New York Mets at Miami Marlins: Final Score & Recap
Line Score
| Team | 1 | 2 | 3 | 4 | 5 | 6 | 7 | 8 | 9 | R | H | E |
|---|---|---|---|---|---|---|---|---|---|---|---|---|
| NYM | 0 | 0 | 0 | 0 | 0 | 0 | 0 | 0 | 1 | 1 | 3 | 0 |
| MIA | 0 | 2 | 1 | 0 | 1 | 0 | 0 | 0 | - | 4 | 8 | 1 |
The Story
The Miami Marlins defeated the New York Mets 4-1 on May 23, 2026, at loanDepot park, with the DiamondIQ model's estimate of a Marlins win climbing from 57% before first pitch to a certainty by the final out. Miami did its damage early and often against Mets starter Freddy Peralta, building a lead that the Mets never seriously threatened. New York finished with just three hits and scored its lone run in the top of the ninth, long after the game had been decided.

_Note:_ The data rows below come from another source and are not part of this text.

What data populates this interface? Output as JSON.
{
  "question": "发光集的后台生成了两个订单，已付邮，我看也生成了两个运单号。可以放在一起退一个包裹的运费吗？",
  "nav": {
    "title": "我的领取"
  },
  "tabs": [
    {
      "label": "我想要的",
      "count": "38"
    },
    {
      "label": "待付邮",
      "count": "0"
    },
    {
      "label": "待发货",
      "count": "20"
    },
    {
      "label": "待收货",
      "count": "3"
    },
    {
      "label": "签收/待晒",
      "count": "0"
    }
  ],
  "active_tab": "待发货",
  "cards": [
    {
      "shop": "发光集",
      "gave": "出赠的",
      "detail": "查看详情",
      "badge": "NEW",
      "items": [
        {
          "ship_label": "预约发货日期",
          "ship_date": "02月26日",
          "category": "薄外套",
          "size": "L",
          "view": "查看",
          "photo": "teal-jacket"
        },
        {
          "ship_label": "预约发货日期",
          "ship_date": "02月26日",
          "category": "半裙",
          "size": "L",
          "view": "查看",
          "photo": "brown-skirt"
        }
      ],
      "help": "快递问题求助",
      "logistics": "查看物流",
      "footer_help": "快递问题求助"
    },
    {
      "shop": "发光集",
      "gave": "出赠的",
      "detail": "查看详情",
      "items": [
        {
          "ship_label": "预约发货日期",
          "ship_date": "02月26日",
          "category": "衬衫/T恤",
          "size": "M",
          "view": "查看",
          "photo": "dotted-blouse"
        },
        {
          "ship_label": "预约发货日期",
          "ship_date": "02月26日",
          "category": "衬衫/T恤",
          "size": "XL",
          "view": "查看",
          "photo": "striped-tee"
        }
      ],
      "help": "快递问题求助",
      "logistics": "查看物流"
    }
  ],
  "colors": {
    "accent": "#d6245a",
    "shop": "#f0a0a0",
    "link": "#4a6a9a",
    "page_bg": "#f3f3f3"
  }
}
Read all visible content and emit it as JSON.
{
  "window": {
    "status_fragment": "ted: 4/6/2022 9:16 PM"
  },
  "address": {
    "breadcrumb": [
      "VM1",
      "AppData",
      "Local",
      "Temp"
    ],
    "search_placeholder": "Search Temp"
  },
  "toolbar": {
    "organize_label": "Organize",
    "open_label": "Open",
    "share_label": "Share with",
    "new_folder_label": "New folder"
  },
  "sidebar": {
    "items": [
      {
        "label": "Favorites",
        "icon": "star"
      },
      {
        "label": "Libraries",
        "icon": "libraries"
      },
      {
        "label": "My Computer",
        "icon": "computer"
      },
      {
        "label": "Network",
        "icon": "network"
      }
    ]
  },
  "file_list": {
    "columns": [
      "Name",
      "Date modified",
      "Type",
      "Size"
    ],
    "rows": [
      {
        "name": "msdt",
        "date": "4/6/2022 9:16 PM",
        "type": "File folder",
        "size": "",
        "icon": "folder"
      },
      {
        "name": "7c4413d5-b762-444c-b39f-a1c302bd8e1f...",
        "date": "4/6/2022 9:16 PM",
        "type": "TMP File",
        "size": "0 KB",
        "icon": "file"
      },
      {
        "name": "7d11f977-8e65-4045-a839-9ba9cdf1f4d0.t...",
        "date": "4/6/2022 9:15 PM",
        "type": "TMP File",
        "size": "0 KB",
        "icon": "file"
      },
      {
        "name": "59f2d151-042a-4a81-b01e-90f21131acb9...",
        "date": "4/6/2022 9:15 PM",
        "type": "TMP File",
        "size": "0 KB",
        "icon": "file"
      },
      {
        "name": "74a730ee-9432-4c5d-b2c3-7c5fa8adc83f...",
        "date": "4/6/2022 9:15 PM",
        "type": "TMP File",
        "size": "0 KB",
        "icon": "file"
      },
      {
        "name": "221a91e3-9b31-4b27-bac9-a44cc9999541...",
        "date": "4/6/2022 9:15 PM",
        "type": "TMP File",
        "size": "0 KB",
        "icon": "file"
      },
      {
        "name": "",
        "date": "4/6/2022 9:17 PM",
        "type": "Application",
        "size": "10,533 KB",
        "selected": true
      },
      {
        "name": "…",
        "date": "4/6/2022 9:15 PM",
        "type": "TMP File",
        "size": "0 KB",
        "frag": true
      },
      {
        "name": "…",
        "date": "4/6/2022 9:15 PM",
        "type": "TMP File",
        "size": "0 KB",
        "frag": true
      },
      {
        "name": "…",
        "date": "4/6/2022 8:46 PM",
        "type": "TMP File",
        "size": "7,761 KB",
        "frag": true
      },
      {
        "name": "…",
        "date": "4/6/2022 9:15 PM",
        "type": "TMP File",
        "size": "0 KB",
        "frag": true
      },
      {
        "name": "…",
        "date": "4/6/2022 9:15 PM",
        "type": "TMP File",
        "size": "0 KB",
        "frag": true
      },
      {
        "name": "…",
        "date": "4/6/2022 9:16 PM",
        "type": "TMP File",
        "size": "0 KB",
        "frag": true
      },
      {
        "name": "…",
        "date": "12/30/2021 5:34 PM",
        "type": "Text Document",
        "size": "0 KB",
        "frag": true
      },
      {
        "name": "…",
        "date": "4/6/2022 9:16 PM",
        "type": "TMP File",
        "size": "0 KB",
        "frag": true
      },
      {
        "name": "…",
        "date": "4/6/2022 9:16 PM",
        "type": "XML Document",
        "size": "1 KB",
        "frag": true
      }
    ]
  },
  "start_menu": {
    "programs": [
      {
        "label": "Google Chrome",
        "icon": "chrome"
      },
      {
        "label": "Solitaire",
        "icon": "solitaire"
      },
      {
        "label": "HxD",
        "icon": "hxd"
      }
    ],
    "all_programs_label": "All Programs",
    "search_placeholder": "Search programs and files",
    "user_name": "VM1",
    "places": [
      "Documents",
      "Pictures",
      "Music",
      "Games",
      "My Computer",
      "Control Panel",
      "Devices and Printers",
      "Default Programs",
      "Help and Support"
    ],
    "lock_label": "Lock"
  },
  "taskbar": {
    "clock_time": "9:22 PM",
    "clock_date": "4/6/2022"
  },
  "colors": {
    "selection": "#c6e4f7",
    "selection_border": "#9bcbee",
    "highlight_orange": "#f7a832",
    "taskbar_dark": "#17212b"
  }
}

The pivotal sequence came in the second and third innings, where the Marlins constructed their winning margin almost entirely at Peralta's expense. Owen Caissie's double in the bottom of the second shifted win probability 9.4 points in Miami's favor, and Connor Norby followed with a single that added another 3.4 points, framing a two-run frame. Liam Hicks then delivered the knockout blow an inning later, hitting a home run off Peralta that swung win probability an additional 8.3 points toward the Marlins. Hicks went back to work in the fifth with another solo home run off Peralta, adding 5.5 more points to Miami's probability edge. Carson Benge's strikeout against Max Meyer in the top of the third represented the Mets' most damaging at-bat, costing New York 3.1 points of win probability at a moment when a rally might have mattered.
Hicks finished as the game's most impactful offensive player, accounting for plus-13.5 win probability points and a RE24 of plus-1.6, while Caissie contributed plus-8.3 win probability points and plus-1.0 RE24. On the mound, Max Meyer was the story, posting a plus-22.1 win probability contribution that anchored the Marlins' pitching effort and rendered the Mets' lineup largely irrelevant after the early innings.